La formation des imams en France, et en Europe d'une manière générale, est une question cruciale et complexe. Si la laïcité offre la liberté du culte, elle impose aussi à l'Etat la non-intervention et la non-ingérence dans l'organisation des cultes. Les croyants ont toujours la possibilité et la liberté de s'organiser pour fonder une association loi 1901 ou loi 1905 et chacun peut s'improviser imam et prêcher le Vendredi.
Si l'église catholique est organisée d'une manière pyramidale et structurée, l'islam ne dispose pas de Clergé, et les croyants musulmans s'adressent directement à Dieu, sans intermédiaire. Certes, il existe des Oulémas, des savants en islam, qui par le savoir acquis et l'effort intellectuel sont reconnus, notamment pour donner des avis et interpréter des textes et des faits, au point de les imposer en règle ''Fatwas'' mais on a déjà entendu prononcer des fatwas pour démentir d'autres fatwas, et y compris dans certains cas extrêmes des ''fatwas takfiristes'' de nature criminelle.
En France, les pouvoirs publics ont tout fait pour aider à la création d'uns structure représentative de l'islam de France. Finalement, le CFCM (le conseil français du culte musulman) s'est avéré le terrain favori où des organisations des musulmans de France venaient exprimer leurs désaccords et leurs divisions. Une des difficultés majeures qui s'oppose à la bonne marche du conseil du culte musulman est la référence aux pays d'origine, et l'ingérence financière des pays du golfe. Il faut bien avouer qu'au milieu des organisations musulmanes de France, la seule fédération qui rassemble au delà des origines est une organisation proche des frères musulmans qui prône un islam rigoriste et politique.
La formation des imams, qui vise l'encadrement religieux et idéologique des cadres musulmans parait d'une nécessité vitale pour le vivre ensemble.
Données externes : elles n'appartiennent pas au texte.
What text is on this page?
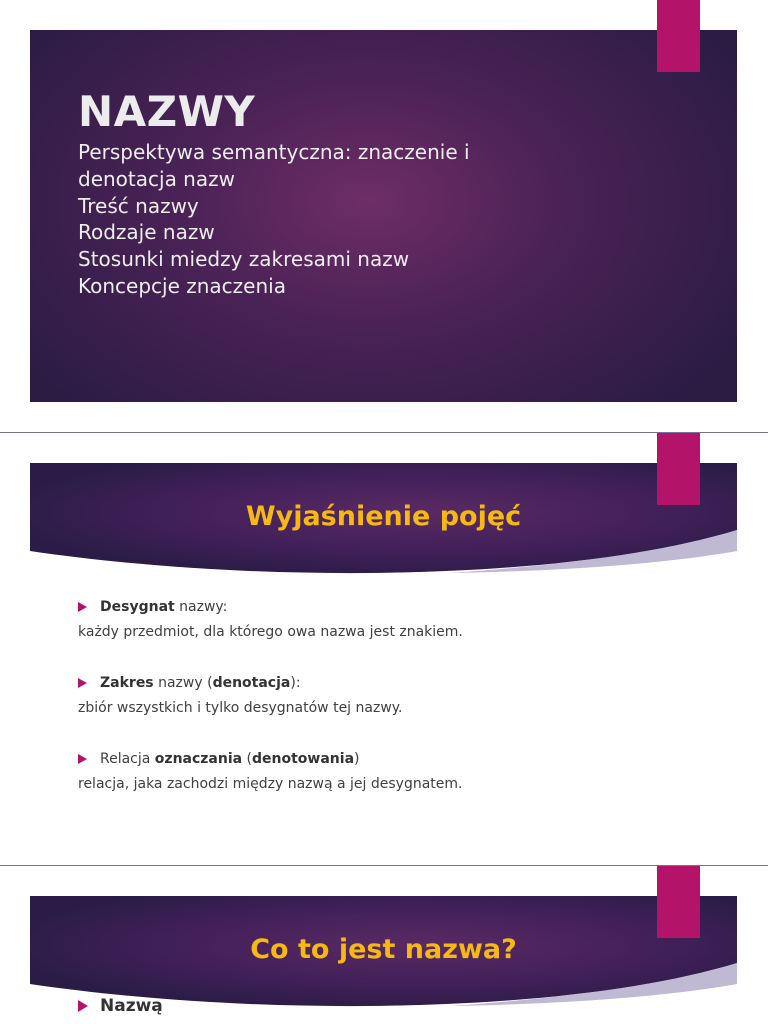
NAZWY
Perspektywa semantyczna: znaczenie i
denotacja nazw
Treść nazwy
Rodzaje nazw
Stosunki miedzy zakresami nazw
Koncepcje znaczenia
Wyjaśnienie pojęć
Desygnat nazwy:
każdy przedmiot, dla którego owa nazwa jest znakiem.
Zakres nazwy (denotacja):
zbiór wszystkich i tylko desygnatów tej nazwy.
Relacja oznaczania (denotowania)
relacja, jaka zachodzi między nazwą a jej desygnatem.
Co to jest nazwa?
Nazwą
De ce point de vue, la monarchie marocaine a eu raison de se saisir du titre de ''commandeur des croyants'' (Amir al mouminine) pour veiller au respect de l'islam mais aussi pour se prémunir des dérives salafistes et obscurantistes. Le Maroc, fort de son histoire et de son expérience en matière de cohabitation religieuse est certainement une valeur sûre pour inspirer et aider à l'éclosion d'un islam français tolérant, viable au sein d'une civilisation judéo-chrétienne, en conformité avec les règles de la laïcité.
La série de conférences sur ''l'islam en Europe et les défis du vivre ensemble'' que le CCME (le Conseil de la Communauté Marocaine à l'Etranger) vient de lancer à Marrakech le week-end dernier, en présence d'une soixantaine d'imams venus d'Europe, est plus que louable. C'est une exigence du moment pour mieux appréhender l'avenir.
Cependant, malgré les efforts consentis, nous restons tributaires de ce qui se passe ailleurs. Les appels au ''jihad'' qui viennent de certaines zones de conflits, notamment via les réseaux sociaux et internet en général, et qui peuvent trouver écho auprès de quelques déséquilibrés isolés ou des illuminés en proie à une recherche identitaire à la dérive.
Face à ce risque permanent, nous devons être aussi en capacité d'analyser ce phénomène, l'affronter pour mieux le surmonter, justement, afin que triomphe le vivre ensemble.